En l’espèce, un contribuable était propriétaire d’un logement qu’il a loué à un tiers et qu’il a cédé quelques semaines plus tard. Or, à l’issue d’un examen de sa situation fiscale personnelle par l’administration fiscale, cette dernière a remis en cause l’exonération de la plus-value résultant de la cession immobilière dont le contribuable avait entendu bénéficier en sa qualité de non-résident.  

A cet effet, la Cour administrative d’appel de Paris, dans son arrêt du 1er juin 2022, a jugé que la location du logement, intervenue quelques semaines avant la cession, prive le requérant du bénéfice de l’exonération de la plus-value, celui-ci ne remplissant pas la condition tenant au bénéfice de la libre disposition de son bien depuis le 1er janvier au moins de l’année précédente. Les juges du fond ont précisé que le caractère temporaire de la location n’avait pas d’incidence sur l’appréciation de ladite condition. 

Saisi de l’affaire, le Conseil d’État, dans un arrêt du 29 novembre 2023, casse l’arrêt rendu en appel au visa de l’article 150 U II 2° du code général des impôts. Il estime que la Cour administrative d’appel a commis une erreur de droit en écartant, comme dépourvu d’incidence, le caractère temporaire de la location, sans pour autant rechercher si cette occupation par des tiers pouvait être regardée comme revêtant un caractère négligeable et par suite, permettre au contribuable de conserver la libre disposition du bien.  

En statuant ainsi, le Conseil d’Etat considère que la location temporaire d’un bien immobilier, lorsqu’elle revêt un caractère “négligeable eu égard à sa durée, sa fréquence et aux autres conditions dans lesquelles elle intervient” ne remet pas en cause l’exonération de la plus-value immobilière

Clémence Lamugnière


La prorogation du dispositif Denormandie jusqu’en 2026

Le 26 novembre 2023, le Sénat avait adopté un amendement sur le Projet de loi de finances pour 2024 à propos de la prorogation du dispositif Denormandie.  

Pour rappel, ce dispositif permet aux particuliers de bénéficier d’une réduction d’impôt sur le revenu, lorsqu’ils effectuent des travaux d’amélioration sur un logement ancien, ou des travaux de transformation d’un local en logement. Celui-ci doit se trouver dans certaines zones et être destiné à la location.   

Faisant l’objet de prorogations annuelles depuis sa création en 2019, le projet de loi de finances pour 2024 prévoyait encore une prorogation d’un an du dispositif, soit pour les investissements réalisés jusqu’au 31 décembre 2024. Cependant, le Sénat a adopté un amendement en vue de sa prorogation pour 3 ans, soit jusqu’au 31 décembre 2026.   

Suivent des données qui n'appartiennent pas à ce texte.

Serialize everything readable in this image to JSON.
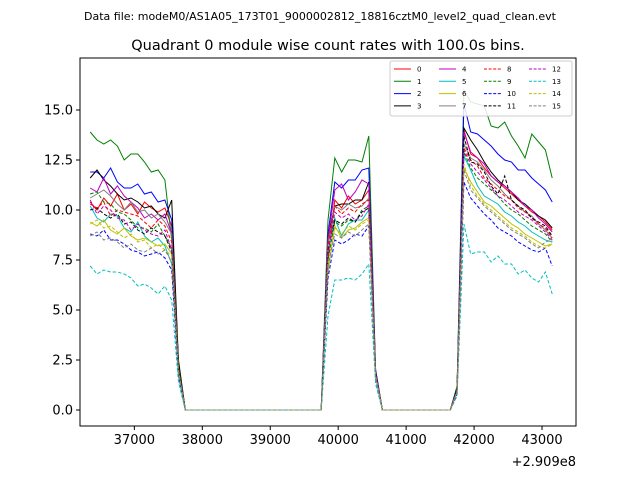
{
  "chart_data": {
    "type": "line",
    "suptitle": "Data file: modeM0/AS1A05_173T01_9000002812_18816cztM0_level2_quad_clean.evt",
    "title": "Quadrant 0 module wise count rates with 100.0s bins.",
    "xlabel": "",
    "ylabel": "",
    "x_offset_label": "+2.909e8",
    "xlim": [
      36200,
      43500
    ],
    "ylim": [
      -0.8,
      17.6
    ],
    "xticks": [
      37000,
      38000,
      39000,
      40000,
      41000,
      42000,
      43000
    ],
    "xtick_labels": [
      "37000",
      "38000",
      "39000",
      "40000",
      "41000",
      "42000",
      "43000"
    ],
    "yticks": [
      0.0,
      2.5,
      5.0,
      7.5,
      10.0,
      12.5,
      15.0
    ],
    "ytick_labels": [
      "0.0",
      "2.5",
      "5.0",
      "7.5",
      "10.0",
      "12.5",
      "15.0"
    ],
    "legend_position": "top-right",
    "x": [
      36350,
      36450,
      36550,
      36650,
      36750,
      36850,
      36950,
      37050,
      37150,
      37250,
      37350,
      37450,
      37550,
      37650,
      37750,
      37850,
      37950,
      38050,
      38150,
      38250,
      38350,
      38450,
      38550,
      38650,
      38750,
      38850,
      38950,
      39050,
      39150,
      39250,
      39350,
      39450,
      39550,
      39650,
      39750,
      39850,
      39950,
      40050,
      40150,
      40250,
      40350,
      40450,
      40550,
      40650,
      40750,
      40850,
      40950,
      41050,
      41150,
      41250,
      41350,
      41450,
      41550,
      41650,
      41750,
      41850,
      41950,
      42050,
      42150,
      42250,
      42350,
      42450,
      42550,
      42650,
      42750,
      42850,
      42950,
      43050,
      43150
    ],
    "series": [
      {
        "name": "0",
        "color": "#ff0000",
        "dash": "solid",
        "values": [
          10.4,
          10.0,
          10.6,
          10.2,
          10.8,
          10.0,
          10.3,
          9.8,
          10.4,
          10.1,
          9.9,
          10.1,
          9.2,
          2.0,
          0,
          0,
          0,
          0,
          0,
          0,
          0,
          0,
          0,
          0,
          0,
          0,
          0,
          0,
          0,
          0,
          0,
          0,
          0,
          0,
          0,
          7.5,
          10.5,
          10.1,
          10.7,
          10.3,
          10.5,
          11.0,
          1.8,
          0,
          0,
          0,
          0,
          0,
          0,
          0,
          0,
          0,
          0,
          0,
          1.0,
          14.0,
          12.8,
          12.6,
          12.1,
          11.7,
          11.4,
          11.1,
          10.8,
          10.5,
          10.2,
          9.9,
          9.7,
          9.4,
          9.0
        ]
      },
      {
        "name": "1",
        "color": "#008000",
        "dash": "solid",
        "values": [
          13.9,
          13.5,
          13.3,
          13.5,
          13.2,
          12.5,
          12.8,
          12.8,
          12.4,
          11.9,
          12.0,
          11.5,
          8.5,
          2.5,
          0,
          0,
          0,
          0,
          0,
          0,
          0,
          0,
          0,
          0,
          0,
          0,
          0,
          0,
          0,
          0,
          0,
          0,
          0,
          0,
          0,
          9.5,
          12.6,
          11.9,
          12.5,
          12.5,
          12.4,
          13.7,
          2.0,
          0,
          0,
          0,
          0,
          0,
          0,
          0,
          0,
          0,
          0,
          0,
          1.2,
          16.0,
          15.4,
          15.3,
          15.2,
          14.2,
          14.1,
          14.4,
          13.7,
          13.2,
          12.6,
          13.8,
          13.4,
          13.0,
          11.6
        ]
      },
      {
        "name": "2",
        "color": "#0000ff",
        "dash": "solid",
        "values": [
          11.9,
          11.9,
          11.6,
          12.1,
          11.4,
          11.1,
          11.1,
          11.3,
          10.8,
          10.9,
          10.4,
          10.5,
          9.5,
          2.3,
          0,
          0,
          0,
          0,
          0,
          0,
          0,
          0,
          0,
          0,
          0,
          0,
          0,
          0,
          0,
          0,
          0,
          0,
          0,
          0,
          0,
          8.8,
          11.4,
          11.1,
          11.5,
          11.5,
          12.0,
          12.1,
          2.0,
          0,
          0,
          0,
          0,
          0,
          0,
          0,
          0,
          0,
          0,
          0,
          1.1,
          15.3,
          13.9,
          13.8,
          13.5,
          13.2,
          12.8,
          12.5,
          12.4,
          12.0,
          12.0,
          11.6,
          11.3,
          11.0,
          10.4
        ]
      },
      {
        "name": "3",
        "color": "#000000",
        "dash": "solid",
        "values": [
          11.6,
          12.0,
          11.5,
          11.2,
          10.8,
          10.5,
          10.6,
          10.4,
          10.1,
          10.2,
          9.8,
          9.6,
          10.5,
          2.4,
          0,
          0,
          0,
          0,
          0,
          0,
          0,
          0,
          0,
          0,
          0,
          0,
          0,
          0,
          0,
          0,
          0,
          0,
          0,
          0,
          0,
          8.6,
          10.2,
          10.3,
          10.3,
          10.5,
          10.5,
          11.4,
          1.9,
          0,
          0,
          0,
          0,
          0,
          0,
          0,
          0,
          0,
          0,
          0,
          1.1,
          14.1,
          13.5,
          13.0,
          12.4,
          11.9,
          11.5,
          11.2,
          10.9,
          10.5,
          10.3,
          10.0,
          9.7,
          9.5,
          9.1
        ]
      },
      {
        "name": "4",
        "color": "#bf00bf",
        "dash": "solid",
        "values": [
          11.1,
          10.9,
          11.6,
          10.8,
          11.2,
          10.7,
          10.4,
          10.1,
          9.6,
          9.8,
          9.5,
          9.8,
          8.8,
          2.0,
          0,
          0,
          0,
          0,
          0,
          0,
          0,
          0,
          0,
          0,
          0,
          0,
          0,
          0,
          0,
          0,
          0,
          0,
          0,
          0,
          0,
          8.5,
          11.0,
          11.3,
          10.5,
          10.9,
          11.5,
          11.3,
          1.8,
          0,
          0,
          0,
          0,
          0,
          0,
          0,
          0,
          0,
          0,
          0,
          1.0,
          13.9,
          12.9,
          12.6,
          12.3,
          11.7,
          11.4,
          11.2,
          10.9,
          10.6,
          10.2,
          10.0,
          9.6,
          9.3,
          8.9
        ]
      },
      {
        "name": "5",
        "color": "#00bfbf",
        "dash": "solid",
        "values": [
          10.2,
          9.6,
          9.4,
          9.8,
          9.7,
          9.1,
          8.9,
          9.4,
          8.7,
          8.4,
          8.6,
          8.2,
          7.3,
          1.9,
          0,
          0,
          0,
          0,
          0,
          0,
          0,
          0,
          0,
          0,
          0,
          0,
          0,
          0,
          0,
          0,
          0,
          0,
          0,
          0,
          0,
          7.9,
          9.6,
          8.7,
          9.3,
          9.5,
          9.5,
          10.0,
          1.7,
          0,
          0,
          0,
          0,
          0,
          0,
          0,
          0,
          0,
          0,
          0,
          0.9,
          12.7,
          12.0,
          11.2,
          10.7,
          10.5,
          10.3,
          9.9,
          9.7,
          9.4,
          9.2,
          8.9,
          8.7,
          8.5,
          8.4
        ]
      },
      {
        "name": "6",
        "color": "#bfbf00",
        "dash": "solid",
        "values": [
          9.4,
          9.2,
          9.5,
          9.0,
          8.8,
          9.1,
          8.7,
          8.5,
          8.6,
          8.4,
          8.2,
          8.3,
          7.8,
          1.9,
          0,
          0,
          0,
          0,
          0,
          0,
          0,
          0,
          0,
          0,
          0,
          0,
          0,
          0,
          0,
          0,
          0,
          0,
          0,
          0,
          0,
          6.9,
          9.2,
          8.6,
          9.0,
          9.1,
          9.4,
          9.6,
          1.7,
          0,
          0,
          0,
          0,
          0,
          0,
          0,
          0,
          0,
          0,
          0,
          0.9,
          12.1,
          11.4,
          10.9,
          10.4,
          10.2,
          9.9,
          9.6,
          9.3,
          9.1,
          8.8,
          8.6,
          8.4,
          8.2,
          8.3
        ]
      },
      {
        "name": "7",
        "color": "#808080",
        "dash": "solid",
        "values": [
          10.6,
          10.8,
          11.0,
          10.7,
          10.3,
          10.0,
          10.4,
          9.9,
          10.0,
          9.6,
          9.8,
          9.4,
          8.8,
          2.1,
          0,
          0,
          0,
          0,
          0,
          0,
          0,
          0,
          0,
          0,
          0,
          0,
          0,
          0,
          0,
          0,
          0,
          0,
          0,
          0,
          0,
          8.3,
          10.2,
          10.0,
          10.3,
          10.1,
          10.2,
          10.6,
          1.8,
          0,
          0,
          0,
          0,
          0,
          0,
          0,
          0,
          0,
          0,
          0,
          1.0,
          13.3,
          12.6,
          12.4,
          12.0,
          11.5,
          11.2,
          10.8,
          10.5,
          10.2,
          9.9,
          9.7,
          9.3,
          9.0,
          8.6
        ]
      },
      {
        "name": "8",
        "color": "#ff0000",
        "dash": "dashed",
        "values": [
          10.3,
          10.1,
          10.4,
          9.7,
          10.0,
          9.9,
          9.8,
          9.7,
          9.4,
          9.1,
          9.5,
          9.2,
          8.4,
          2.0,
          0,
          0,
          0,
          0,
          0,
          0,
          0,
          0,
          0,
          0,
          0,
          0,
          0,
          0,
          0,
          0,
          0,
          0,
          0,
          0,
          0,
          8.2,
          10.2,
          9.8,
          10.1,
          9.9,
          10.3,
          10.5,
          1.8,
          0,
          0,
          0,
          0,
          0,
          0,
          0,
          0,
          0,
          0,
          0,
          1.0,
          13.1,
          12.5,
          12.2,
          11.6,
          11.3,
          11.0,
          10.7,
          10.5,
          10.1,
          9.9,
          9.6,
          9.3,
          9.1,
          8.6
        ]
      },
      {
        "name": "9",
        "color": "#008000",
        "dash": "dashed",
        "values": [
          10.8,
          10.9,
          10.4,
          10.3,
          9.9,
          9.8,
          9.5,
          9.1,
          9.1,
          8.9,
          9.3,
          8.7,
          8.1,
          2.0,
          0,
          0,
          0,
          0,
          0,
          0,
          0,
          0,
          0,
          0,
          0,
          0,
          0,
          0,
          0,
          0,
          0,
          0,
          0,
          0,
          0,
          7.5,
          9.4,
          9.2,
          9.5,
          9.4,
          10.0,
          10.2,
          1.8,
          0,
          0,
          0,
          0,
          0,
          0,
          0,
          0,
          0,
          0,
          0,
          1.0,
          12.9,
          12.1,
          11.6,
          11.3,
          11.0,
          10.7,
          10.3,
          10.0,
          9.8,
          9.5,
          9.2,
          9.0,
          8.8,
          8.4
        ]
      },
      {
        "name": "10",
        "color": "#0000ff",
        "dash": "dashed",
        "values": [
          8.8,
          8.7,
          9.0,
          8.5,
          8.5,
          8.3,
          8.0,
          7.9,
          7.7,
          7.8,
          7.9,
          7.6,
          7.0,
          1.7,
          0,
          0,
          0,
          0,
          0,
          0,
          0,
          0,
          0,
          0,
          0,
          0,
          0,
          0,
          0,
          0,
          0,
          0,
          0,
          0,
          0,
          6.6,
          8.5,
          8.3,
          8.5,
          8.8,
          8.7,
          9.2,
          1.6,
          0,
          0,
          0,
          0,
          0,
          0,
          0,
          0,
          0,
          0,
          0,
          0.8,
          11.4,
          10.6,
          10.2,
          9.8,
          9.5,
          9.1,
          8.9,
          8.7,
          8.4,
          8.2,
          8.0,
          7.9,
          8.1,
          7.2
        ]
      },
      {
        "name": "11",
        "color": "#000000",
        "dash": "dashed",
        "values": [
          10.0,
          10.1,
          9.8,
          9.6,
          9.8,
          9.3,
          9.4,
          9.0,
          8.8,
          9.1,
          8.9,
          8.7,
          7.9,
          1.9,
          0,
          0,
          0,
          0,
          0,
          0,
          0,
          0,
          0,
          0,
          0,
          0,
          0,
          0,
          0,
          0,
          0,
          0,
          0,
          0,
          0,
          8.0,
          9.5,
          9.3,
          9.6,
          9.4,
          9.9,
          10.1,
          1.8,
          0,
          0,
          0,
          0,
          0,
          0,
          0,
          0,
          0,
          0,
          0,
          1.0,
          13.7,
          12.4,
          12.3,
          11.9,
          11.2,
          10.8,
          11.7,
          10.5,
          10.2,
          10.0,
          9.6,
          9.4,
          9.2,
          8.7
        ]
      },
      {
        "name": "12",
        "color": "#bf00bf",
        "dash": "dashed",
        "values": [
          10.5,
          9.8,
          10.2,
          10.0,
          9.6,
          9.5,
          9.0,
          9.3,
          9.0,
          8.8,
          8.7,
          9.0,
          8.0,
          1.9,
          0,
          0,
          0,
          0,
          0,
          0,
          0,
          0,
          0,
          0,
          0,
          0,
          0,
          0,
          0,
          0,
          0,
          0,
          0,
          0,
          0,
          7.8,
          9.9,
          9.6,
          9.8,
          9.5,
          9.7,
          10.3,
          1.8,
          0,
          0,
          0,
          0,
          0,
          0,
          0,
          0,
          0,
          0,
          0,
          1.0,
          13.0,
          12.3,
          11.9,
          11.5,
          11.1,
          10.7,
          10.5,
          10.2,
          9.9,
          9.7,
          9.5,
          9.2,
          8.9,
          8.5
        ]
      },
      {
        "name": "13",
        "color": "#00bfbf",
        "dash": "dashed",
        "values": [
          7.2,
          6.8,
          7.0,
          6.9,
          6.9,
          6.8,
          6.6,
          6.2,
          6.3,
          6.1,
          5.8,
          6.2,
          5.5,
          1.4,
          0,
          0,
          0,
          0,
          0,
          0,
          0,
          0,
          0,
          0,
          0,
          0,
          0,
          0,
          0,
          0,
          0,
          0,
          0,
          0,
          0,
          4.7,
          6.5,
          6.5,
          6.6,
          6.5,
          6.8,
          7.3,
          1.3,
          0,
          0,
          0,
          0,
          0,
          0,
          0,
          0,
          0,
          0,
          0,
          0.7,
          9.3,
          7.8,
          7.9,
          7.9,
          7.4,
          7.7,
          7.3,
          7.3,
          6.8,
          7.0,
          6.6,
          6.4,
          6.9,
          5.8
        ]
      },
      {
        "name": "14",
        "color": "#bfbf00",
        "dash": "dashed",
        "values": [
          9.3,
          9.5,
          9.1,
          9.2,
          8.9,
          8.6,
          8.8,
          8.4,
          8.5,
          8.1,
          8.3,
          8.0,
          7.7,
          1.9,
          0,
          0,
          0,
          0,
          0,
          0,
          0,
          0,
          0,
          0,
          0,
          0,
          0,
          0,
          0,
          0,
          0,
          0,
          0,
          0,
          0,
          7.3,
          9.1,
          8.8,
          9.2,
          9.0,
          9.3,
          9.5,
          1.7,
          0,
          0,
          0,
          0,
          0,
          0,
          0,
          0,
          0,
          0,
          0,
          0.9,
          12.3,
          11.2,
          10.7,
          10.3,
          10.0,
          9.7,
          9.4,
          9.1,
          8.9,
          8.7,
          8.4,
          8.2,
          8.1,
          8.3
        ]
      },
      {
        "name": "15",
        "color": "#808080",
        "dash": "dashed",
        "values": [
          8.7,
          8.9,
          8.5,
          8.6,
          8.4,
          8.1,
          8.3,
          8.0,
          7.9,
          8.1,
          7.8,
          8.0,
          7.4,
          1.8,
          0,
          0,
          0,
          0,
          0,
          0,
          0,
          0,
          0,
          0,
          0,
          0,
          0,
          0,
          0,
          0,
          0,
          0,
          0,
          0,
          0,
          7.2,
          8.8,
          8.6,
          8.9,
          8.7,
          9.0,
          9.3,
          1.7,
          0,
          0,
          0,
          0,
          0,
          0,
          0,
          0,
          0,
          0,
          0,
          0.9,
          12.0,
          11.0,
          10.6,
          10.2,
          9.9,
          9.6,
          9.3,
          9.0,
          8.8,
          8.6,
          8.3,
          8.1,
          8.4,
          8.5
        ]
      }
    ]
  }
}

C’est finalement ce qui a été décidé par le gouvernement dans le cadre de la loi de finances pour 2024 : le dispositif est donc prorogé jusqu’au 31 décembre 2026.  

Par ailleurs, la loi de finances pour 2024 aligne le taux de réduction d’impôt au titre de la souscription de parts de Sociétés civiles de placement immobilier, sur celui applicable aux contribuables qui acquièrent directement un logement.  

Clémence Lamugnière


Actualisation du calcul de l’IFI par la loi de finances pour 2024

La loi de finances pour 2024 a apporté des modifications en matière d’Impôt sur la Fortune Immobilière. Ainsi, les dettes à exclure pour le calcul de la valeur imposable de titres de société comprendront désormais celles contractées directement ou indirectement par la société et qui se rapportent à un actif non-imposable, mettant fin aux stratégies consistant à « charger » ces sociétés de dettes dont l’objet se rapportait notamment à des actifs mobiliers (art. 3 duovicies du PLF).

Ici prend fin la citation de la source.